First Hand Confessions of a Product EngineerSubmitted by salberty on Wed, 04/02/2014 - 14:27
I'm writing this post in response to the article posted here at the DP titled 3 Secrets of Engineering Being Used to Keep You Poor
I am a product development engineer so I thought maybe I could offer some first-hand insights to the process of developing your products.
Throughout my career (actually, I left a couple years ago to start my own business), the products I've worked on included refrigerators, office furniture and filing cabinets, and most recently consumer outdoor power equipment like lawn mowers, weed trimmers, etc.

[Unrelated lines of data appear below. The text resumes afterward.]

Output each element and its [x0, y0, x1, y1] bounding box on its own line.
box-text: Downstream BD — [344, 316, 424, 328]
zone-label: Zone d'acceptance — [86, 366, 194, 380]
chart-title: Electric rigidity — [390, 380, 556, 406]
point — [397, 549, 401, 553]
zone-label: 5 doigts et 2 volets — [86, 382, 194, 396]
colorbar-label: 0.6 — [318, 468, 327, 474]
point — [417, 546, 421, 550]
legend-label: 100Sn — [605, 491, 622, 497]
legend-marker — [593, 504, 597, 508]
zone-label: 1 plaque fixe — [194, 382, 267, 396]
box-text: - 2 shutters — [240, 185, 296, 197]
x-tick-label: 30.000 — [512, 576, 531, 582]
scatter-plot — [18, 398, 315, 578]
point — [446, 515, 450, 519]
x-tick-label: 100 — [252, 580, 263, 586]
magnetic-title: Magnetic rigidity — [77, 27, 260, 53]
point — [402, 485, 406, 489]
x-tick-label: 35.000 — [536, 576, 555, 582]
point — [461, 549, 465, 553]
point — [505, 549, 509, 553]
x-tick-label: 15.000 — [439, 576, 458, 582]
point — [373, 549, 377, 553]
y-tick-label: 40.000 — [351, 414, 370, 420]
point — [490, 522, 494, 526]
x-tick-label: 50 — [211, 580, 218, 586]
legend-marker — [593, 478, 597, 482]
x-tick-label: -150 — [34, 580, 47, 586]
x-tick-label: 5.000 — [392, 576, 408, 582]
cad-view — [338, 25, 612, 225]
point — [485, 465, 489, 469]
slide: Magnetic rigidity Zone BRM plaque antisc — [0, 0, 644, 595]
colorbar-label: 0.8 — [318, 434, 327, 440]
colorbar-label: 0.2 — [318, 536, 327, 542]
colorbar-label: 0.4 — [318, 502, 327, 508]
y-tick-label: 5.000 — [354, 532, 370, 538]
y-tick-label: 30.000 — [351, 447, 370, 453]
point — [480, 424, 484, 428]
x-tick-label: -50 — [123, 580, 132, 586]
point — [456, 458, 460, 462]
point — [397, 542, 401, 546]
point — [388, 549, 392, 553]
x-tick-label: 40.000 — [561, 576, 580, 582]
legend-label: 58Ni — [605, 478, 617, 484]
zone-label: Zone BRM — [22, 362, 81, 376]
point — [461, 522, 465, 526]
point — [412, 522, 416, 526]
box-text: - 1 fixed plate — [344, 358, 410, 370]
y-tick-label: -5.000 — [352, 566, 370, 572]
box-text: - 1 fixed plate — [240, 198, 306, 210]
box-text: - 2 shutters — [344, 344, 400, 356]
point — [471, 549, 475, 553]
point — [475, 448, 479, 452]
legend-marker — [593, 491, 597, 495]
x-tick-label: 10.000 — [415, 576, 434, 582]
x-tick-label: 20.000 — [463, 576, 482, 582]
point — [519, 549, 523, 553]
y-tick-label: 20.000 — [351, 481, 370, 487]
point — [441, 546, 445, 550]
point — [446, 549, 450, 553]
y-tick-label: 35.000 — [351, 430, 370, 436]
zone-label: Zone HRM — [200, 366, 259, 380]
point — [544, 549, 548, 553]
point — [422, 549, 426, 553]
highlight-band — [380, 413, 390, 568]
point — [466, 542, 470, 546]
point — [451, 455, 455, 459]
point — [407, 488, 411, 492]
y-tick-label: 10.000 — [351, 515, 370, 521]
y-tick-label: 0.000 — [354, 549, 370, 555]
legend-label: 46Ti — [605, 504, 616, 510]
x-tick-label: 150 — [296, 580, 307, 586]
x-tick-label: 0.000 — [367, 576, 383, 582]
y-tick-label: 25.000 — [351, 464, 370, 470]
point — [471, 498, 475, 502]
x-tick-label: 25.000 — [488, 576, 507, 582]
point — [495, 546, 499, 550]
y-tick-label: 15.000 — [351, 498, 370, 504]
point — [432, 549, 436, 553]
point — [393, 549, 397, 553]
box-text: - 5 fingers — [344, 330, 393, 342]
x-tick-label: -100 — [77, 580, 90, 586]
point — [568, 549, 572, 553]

My duties have ranged from designing products, testing products, setting up manufacturing processes, and manufacturing quality control. Much of my work was done overseas (supplier development engineering, which is pretty much all the same engineering duties except you get to be treated like the customer).
OK, so now comes the brutal truth:
The whole goal of my job was very simple: to maximize company profits.
There, I said it. What a load off!
Now, wait until you hear about HOW engineers do this...
For an engineer to maximize profits, he must develop products with minimal cost and maximum sales price (we often use the buzz-word "value added"). Also, development time should be minimized so the company can start earning those profits asap..."time is money" you know.
So, how do we design products that minimize cost and maximize value? Get ready for a shock:
To minimize COST the product should be:
- safe (lawsuits can end a company)
- easy to manufacture
- minimal material cost
- use standard parts and common materials
- small container size (minimize shipping cost)
- reliable (returns and warranty claims are a HUGE cost. Also, poor quality will hurt future sales)
To maximize VALUE a product should be:
- easy to use
- contain features the customer actually wants and is willing to pay for
- aesthetically pleasing
You'll notice that Safe and Reliable are especially important, because they both help REDUCE cost and INCREASE value added to the product.
That's it. There is no conspiracy. There is no trick. You're not being hoodwinked.
Just hundreds of thousands of hours going into making your stuff as good as it can be for the lowest possible cost.
Don't believe it? Well try this:
Just look at something. Anything. Maybe the monitor or device you're using now to read my post. Your relationship with the engineer that designed it for you went something like this:
You demanded to have it and demanded him to design it for you (which he did).
You didn't tell him what you wanted.
You didn't tell him when you wanted it.
You didn't give him any specifics on what you wanted it to do, or didn't want it to do.
You didn't tell him how much you wanted to spend on it.
You wanted it to be the best possible product.
You wanted it to be the lowest possible price.
If whatever the engineer provided didn't meet your needs you refused to do business with him.
If you DID buy it and weren't satisfied, you would fire him by not buying his brand in the future.
That's your relationship with your engineer. And it's a great thing!
This cutthroat competition is what leads to product improvement over time. If engineers try to skimp to save a buck, the market won't want their stuff. If engineers over design something so it costs more than the customer wants to spend, the market won't want their stuff.
Product Engineering is pretty much the science of finding the perfect sweet spot of quality and cost.
And it works too, the proof is in the puddin': Stuff gets BETTER and CHEAPER over time!
Take cars for example. In EVERY way, cars are better now than they were 30 years ago.
-more fuel efficient
-more comfortable to drive
-easier to maintain
oh yeah, they're CHEAPER too. When you measure either the amount of man hours needed to build a car, OR the amount of hours needed to work at an average wage to be able to afford a car of similar class, cars are cheaper.
Now I would never hold Cars as a pinnacle example of good industry policy. The auto industry has long been a center of cronyism and protectionism and over-regulation. But think about that! Isn't that then a real testament to the engineers? Even in those awful market conditions manipulated by government, that cars are STILL getting better.
Look at a more unregulated product (electronics for example) to really see the type of improved quality and reduced cost that engineers are truly capable of.
Lastly, here's some figures from "The Rational Optimist" by economist Matt Ridley. It's the amount of hours an average person needs to work at their job to be able to afford 1 hour of reading light:
1750 BC - 52 hours of work (sesame oil lamp)
1800 AD - 6 hours of work (tallow candle)
1880 AD - 15 minutes of work (kerosene lamp)
1950 AD - 8 seconds (conventional filament bulb)
2012 AD - 0.5 seconds (18W compact-fluorescent bulb)
What profession do you think made that happen? I can tell you one thing: it's not the accountants. Haha.